A proton is projected with a speed of `3X10^6 ms ^(-1)` horizontally from east to west. A uniform magnetic field `vec B` of strength `2.0X10^(-3)` T exists in the vertically upward direction(a) find the force on the proton just after it is projected. (b) what is the acceleration produced?

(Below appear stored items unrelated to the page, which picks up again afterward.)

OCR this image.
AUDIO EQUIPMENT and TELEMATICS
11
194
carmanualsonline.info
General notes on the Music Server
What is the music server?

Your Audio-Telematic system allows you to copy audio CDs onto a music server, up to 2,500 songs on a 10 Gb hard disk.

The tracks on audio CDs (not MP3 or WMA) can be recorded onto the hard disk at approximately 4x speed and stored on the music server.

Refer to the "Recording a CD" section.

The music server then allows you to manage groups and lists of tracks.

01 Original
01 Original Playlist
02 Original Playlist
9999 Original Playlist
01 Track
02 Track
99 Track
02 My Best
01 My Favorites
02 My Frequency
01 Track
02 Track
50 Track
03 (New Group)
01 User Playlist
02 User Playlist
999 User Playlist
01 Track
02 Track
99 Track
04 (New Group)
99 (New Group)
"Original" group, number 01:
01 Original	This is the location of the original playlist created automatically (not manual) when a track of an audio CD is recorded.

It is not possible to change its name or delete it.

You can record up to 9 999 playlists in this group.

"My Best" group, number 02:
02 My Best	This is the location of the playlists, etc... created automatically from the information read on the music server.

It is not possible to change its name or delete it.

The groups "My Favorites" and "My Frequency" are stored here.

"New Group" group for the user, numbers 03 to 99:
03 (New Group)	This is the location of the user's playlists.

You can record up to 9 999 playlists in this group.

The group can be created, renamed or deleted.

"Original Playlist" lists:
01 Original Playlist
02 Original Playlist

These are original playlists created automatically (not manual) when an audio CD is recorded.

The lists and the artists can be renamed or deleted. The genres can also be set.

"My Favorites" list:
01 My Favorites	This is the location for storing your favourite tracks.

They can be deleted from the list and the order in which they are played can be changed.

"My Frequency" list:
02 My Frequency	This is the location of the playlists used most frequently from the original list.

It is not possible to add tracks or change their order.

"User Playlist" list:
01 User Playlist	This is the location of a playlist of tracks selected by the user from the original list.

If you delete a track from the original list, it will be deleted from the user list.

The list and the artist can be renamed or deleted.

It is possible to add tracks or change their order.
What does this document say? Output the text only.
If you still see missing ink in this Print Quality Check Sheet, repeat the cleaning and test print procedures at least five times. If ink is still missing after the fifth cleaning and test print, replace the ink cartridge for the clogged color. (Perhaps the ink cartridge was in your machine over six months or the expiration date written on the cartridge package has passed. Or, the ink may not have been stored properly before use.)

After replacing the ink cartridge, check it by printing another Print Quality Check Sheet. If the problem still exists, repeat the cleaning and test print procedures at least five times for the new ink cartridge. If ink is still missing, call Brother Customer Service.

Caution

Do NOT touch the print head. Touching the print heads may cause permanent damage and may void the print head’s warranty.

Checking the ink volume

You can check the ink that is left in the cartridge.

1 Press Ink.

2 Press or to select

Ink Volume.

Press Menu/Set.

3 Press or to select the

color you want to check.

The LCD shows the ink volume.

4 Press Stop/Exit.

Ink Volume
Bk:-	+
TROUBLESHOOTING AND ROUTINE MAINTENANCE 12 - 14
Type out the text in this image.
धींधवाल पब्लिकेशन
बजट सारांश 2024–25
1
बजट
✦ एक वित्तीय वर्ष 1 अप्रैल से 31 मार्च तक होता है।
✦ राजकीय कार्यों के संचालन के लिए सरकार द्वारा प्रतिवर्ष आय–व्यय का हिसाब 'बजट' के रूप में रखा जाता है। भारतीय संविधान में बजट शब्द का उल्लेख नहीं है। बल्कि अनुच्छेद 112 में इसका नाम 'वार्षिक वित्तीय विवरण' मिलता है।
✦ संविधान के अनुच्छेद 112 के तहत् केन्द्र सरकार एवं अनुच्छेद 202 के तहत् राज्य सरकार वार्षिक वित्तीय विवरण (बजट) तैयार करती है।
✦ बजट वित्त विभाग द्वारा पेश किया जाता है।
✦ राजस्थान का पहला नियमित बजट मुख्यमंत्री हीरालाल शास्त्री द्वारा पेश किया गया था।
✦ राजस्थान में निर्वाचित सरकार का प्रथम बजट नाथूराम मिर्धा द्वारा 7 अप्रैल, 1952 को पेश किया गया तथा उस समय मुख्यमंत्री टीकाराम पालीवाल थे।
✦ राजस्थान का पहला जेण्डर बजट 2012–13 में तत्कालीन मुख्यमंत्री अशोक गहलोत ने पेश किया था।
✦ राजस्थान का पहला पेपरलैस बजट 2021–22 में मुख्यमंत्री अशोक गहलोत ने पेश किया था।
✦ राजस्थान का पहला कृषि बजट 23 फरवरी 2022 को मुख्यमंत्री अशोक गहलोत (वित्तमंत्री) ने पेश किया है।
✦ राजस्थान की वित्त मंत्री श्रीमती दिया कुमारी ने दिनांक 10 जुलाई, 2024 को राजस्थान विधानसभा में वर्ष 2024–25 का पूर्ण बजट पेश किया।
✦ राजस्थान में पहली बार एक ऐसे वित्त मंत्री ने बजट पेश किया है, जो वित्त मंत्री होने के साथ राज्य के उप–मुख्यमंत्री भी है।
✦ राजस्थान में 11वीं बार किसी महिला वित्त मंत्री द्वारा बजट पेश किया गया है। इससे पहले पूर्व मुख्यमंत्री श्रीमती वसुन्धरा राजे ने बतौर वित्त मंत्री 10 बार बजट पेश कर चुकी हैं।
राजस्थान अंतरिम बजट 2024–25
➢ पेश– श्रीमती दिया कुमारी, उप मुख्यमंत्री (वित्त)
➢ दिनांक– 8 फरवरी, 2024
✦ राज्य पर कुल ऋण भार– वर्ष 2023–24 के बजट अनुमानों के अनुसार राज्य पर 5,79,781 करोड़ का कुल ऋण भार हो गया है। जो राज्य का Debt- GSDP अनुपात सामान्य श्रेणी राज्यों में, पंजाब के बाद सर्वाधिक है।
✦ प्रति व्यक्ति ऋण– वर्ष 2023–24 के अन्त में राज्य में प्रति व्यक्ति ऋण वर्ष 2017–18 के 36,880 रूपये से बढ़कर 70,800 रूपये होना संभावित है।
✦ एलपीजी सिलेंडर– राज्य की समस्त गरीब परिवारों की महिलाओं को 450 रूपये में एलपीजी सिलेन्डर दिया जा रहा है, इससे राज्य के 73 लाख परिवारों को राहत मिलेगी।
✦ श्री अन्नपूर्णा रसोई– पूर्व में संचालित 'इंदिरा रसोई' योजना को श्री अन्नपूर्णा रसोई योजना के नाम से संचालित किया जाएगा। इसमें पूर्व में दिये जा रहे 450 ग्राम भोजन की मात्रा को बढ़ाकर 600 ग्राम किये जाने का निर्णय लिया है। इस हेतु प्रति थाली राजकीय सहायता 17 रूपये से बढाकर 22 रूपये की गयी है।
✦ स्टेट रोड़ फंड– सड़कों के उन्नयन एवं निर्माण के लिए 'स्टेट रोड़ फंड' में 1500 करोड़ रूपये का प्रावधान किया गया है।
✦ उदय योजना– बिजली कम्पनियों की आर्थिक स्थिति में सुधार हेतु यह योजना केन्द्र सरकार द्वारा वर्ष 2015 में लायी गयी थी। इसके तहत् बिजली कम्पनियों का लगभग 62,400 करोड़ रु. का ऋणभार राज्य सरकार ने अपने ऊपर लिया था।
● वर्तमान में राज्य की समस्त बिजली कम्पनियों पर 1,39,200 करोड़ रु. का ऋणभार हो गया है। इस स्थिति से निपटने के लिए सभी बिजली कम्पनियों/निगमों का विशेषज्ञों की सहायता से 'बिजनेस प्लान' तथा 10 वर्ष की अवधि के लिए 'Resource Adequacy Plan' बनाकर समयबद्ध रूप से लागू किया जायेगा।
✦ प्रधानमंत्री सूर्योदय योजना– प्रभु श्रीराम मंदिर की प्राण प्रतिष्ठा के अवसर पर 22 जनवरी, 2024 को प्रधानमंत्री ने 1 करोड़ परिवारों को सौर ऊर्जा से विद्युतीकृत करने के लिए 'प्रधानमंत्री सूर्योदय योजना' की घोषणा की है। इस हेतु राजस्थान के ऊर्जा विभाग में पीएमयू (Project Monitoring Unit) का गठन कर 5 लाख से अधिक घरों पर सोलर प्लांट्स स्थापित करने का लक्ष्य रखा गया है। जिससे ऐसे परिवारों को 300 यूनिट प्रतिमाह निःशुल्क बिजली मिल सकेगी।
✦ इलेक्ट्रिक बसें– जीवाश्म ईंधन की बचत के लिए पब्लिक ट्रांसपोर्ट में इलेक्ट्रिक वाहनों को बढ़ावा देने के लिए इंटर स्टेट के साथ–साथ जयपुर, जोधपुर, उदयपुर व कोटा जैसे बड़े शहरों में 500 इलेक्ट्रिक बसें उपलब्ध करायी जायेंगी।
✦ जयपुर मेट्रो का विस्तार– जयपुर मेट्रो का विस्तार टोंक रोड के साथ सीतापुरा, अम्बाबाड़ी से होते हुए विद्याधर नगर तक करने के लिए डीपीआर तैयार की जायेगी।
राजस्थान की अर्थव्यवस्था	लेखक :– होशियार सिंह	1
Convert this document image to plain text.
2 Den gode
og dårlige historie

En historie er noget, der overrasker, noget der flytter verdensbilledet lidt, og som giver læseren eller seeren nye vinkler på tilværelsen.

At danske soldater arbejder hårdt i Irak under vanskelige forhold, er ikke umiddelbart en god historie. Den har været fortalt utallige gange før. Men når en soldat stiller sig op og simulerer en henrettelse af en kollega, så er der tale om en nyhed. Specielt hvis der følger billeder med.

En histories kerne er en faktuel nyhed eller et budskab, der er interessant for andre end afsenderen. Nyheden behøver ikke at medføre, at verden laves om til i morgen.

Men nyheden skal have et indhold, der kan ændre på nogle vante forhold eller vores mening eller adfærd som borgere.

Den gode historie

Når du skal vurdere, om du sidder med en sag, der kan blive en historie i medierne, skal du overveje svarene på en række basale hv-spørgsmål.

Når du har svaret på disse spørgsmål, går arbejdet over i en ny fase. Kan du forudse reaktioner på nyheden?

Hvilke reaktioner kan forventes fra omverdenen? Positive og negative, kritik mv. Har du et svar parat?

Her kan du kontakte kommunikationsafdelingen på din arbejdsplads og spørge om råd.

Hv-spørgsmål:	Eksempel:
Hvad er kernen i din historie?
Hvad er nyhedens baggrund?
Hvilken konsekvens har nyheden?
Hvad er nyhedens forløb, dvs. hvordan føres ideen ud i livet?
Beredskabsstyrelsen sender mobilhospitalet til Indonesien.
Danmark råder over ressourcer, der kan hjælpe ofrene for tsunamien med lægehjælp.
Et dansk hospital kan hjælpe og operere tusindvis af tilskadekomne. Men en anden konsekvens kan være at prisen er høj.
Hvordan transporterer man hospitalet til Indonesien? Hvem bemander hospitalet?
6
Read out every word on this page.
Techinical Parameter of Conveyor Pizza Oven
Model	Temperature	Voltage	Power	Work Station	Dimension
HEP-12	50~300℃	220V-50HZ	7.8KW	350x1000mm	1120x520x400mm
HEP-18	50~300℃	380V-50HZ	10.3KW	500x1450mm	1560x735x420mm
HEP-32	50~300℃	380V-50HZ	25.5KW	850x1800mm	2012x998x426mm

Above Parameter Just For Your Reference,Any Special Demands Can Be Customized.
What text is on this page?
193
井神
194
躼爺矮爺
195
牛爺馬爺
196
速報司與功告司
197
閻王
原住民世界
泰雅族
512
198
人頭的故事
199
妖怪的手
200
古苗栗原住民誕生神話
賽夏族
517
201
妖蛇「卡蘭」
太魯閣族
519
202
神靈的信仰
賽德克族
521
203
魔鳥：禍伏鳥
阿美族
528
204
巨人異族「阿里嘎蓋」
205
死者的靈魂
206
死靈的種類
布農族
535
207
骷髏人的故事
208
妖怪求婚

To solve the problem step by step, we will break it down into two parts as per the question. ### Part (a): Finding the Force on the Proton 1. **Identify the Given Values**: - Speed of the proton, \( v = 3 \times 10^6 \, \text{m/s} \) - Magnetic field strength, \( B = 2.0 \times 10^{-3} \, \text{T} \) - Charge of the proton, \( q = 1.6 \times 10^{-19} \, \text{C} \) - The direction of the velocity is from east to west (horizontally). - The direction of the magnetic field is vertically upward. 2. **Use the Formula for Magnetic Force**: The force \( F \) on a charged particle moving in a magnetic field is given by the equation: \[ F = q \cdot (v \times B) \] Since the velocity \( v \) and the magnetic field \( B \) are perpendicular to each other, we can simplify this to: \[ F = q \cdot v \cdot B \] 3. **Substitute the Values**: \[ F = (1.6 \times 10^{-19} \, \text{C}) \cdot (3 \times 10^6 \, \text{m/s}) \cdot (2.0 \times 10^{-3} \, \text{T}) \] 4. **Calculate the Force**: \[ F = 1.6 \times 3 \times 2.0 \times 10^{-19} \times 10^6 \times 10^{-3} \] \[ F = 9.6 \times 10^{-16} \, \text{N} \] ### Part (b): Finding the Acceleration Produced 1. **Use Newton's Second Law**: The acceleration \( a \) produced on the proton can be calculated using Newton's second law: \[ a = \frac{F}{m} \] where \( m \) is the mass of the proton. 2. **Identify the Mass of the Proton**: The mass of the proton is given as: \[ m = 1.67 \times 10^{-27} \, \text{kg} \] 3. **Substitute the Values**: \[ a = \frac{9.6 \times 10^{-16} \, \text{N}}{1.67 \times 10^{-27} \, \text{kg}} \] 4. **Calculate the Acceleration**: \[ a = 5.74 \times 10^{11} \, \text{m/s}^2 \] ### Final Answers: - (a) The force on the proton is \( 9.6 \times 10^{-16} \, \text{N} \). - (b) The acceleration produced is approximately \( 5.74 \times 10^{11} \, \text{m/s}^2 \).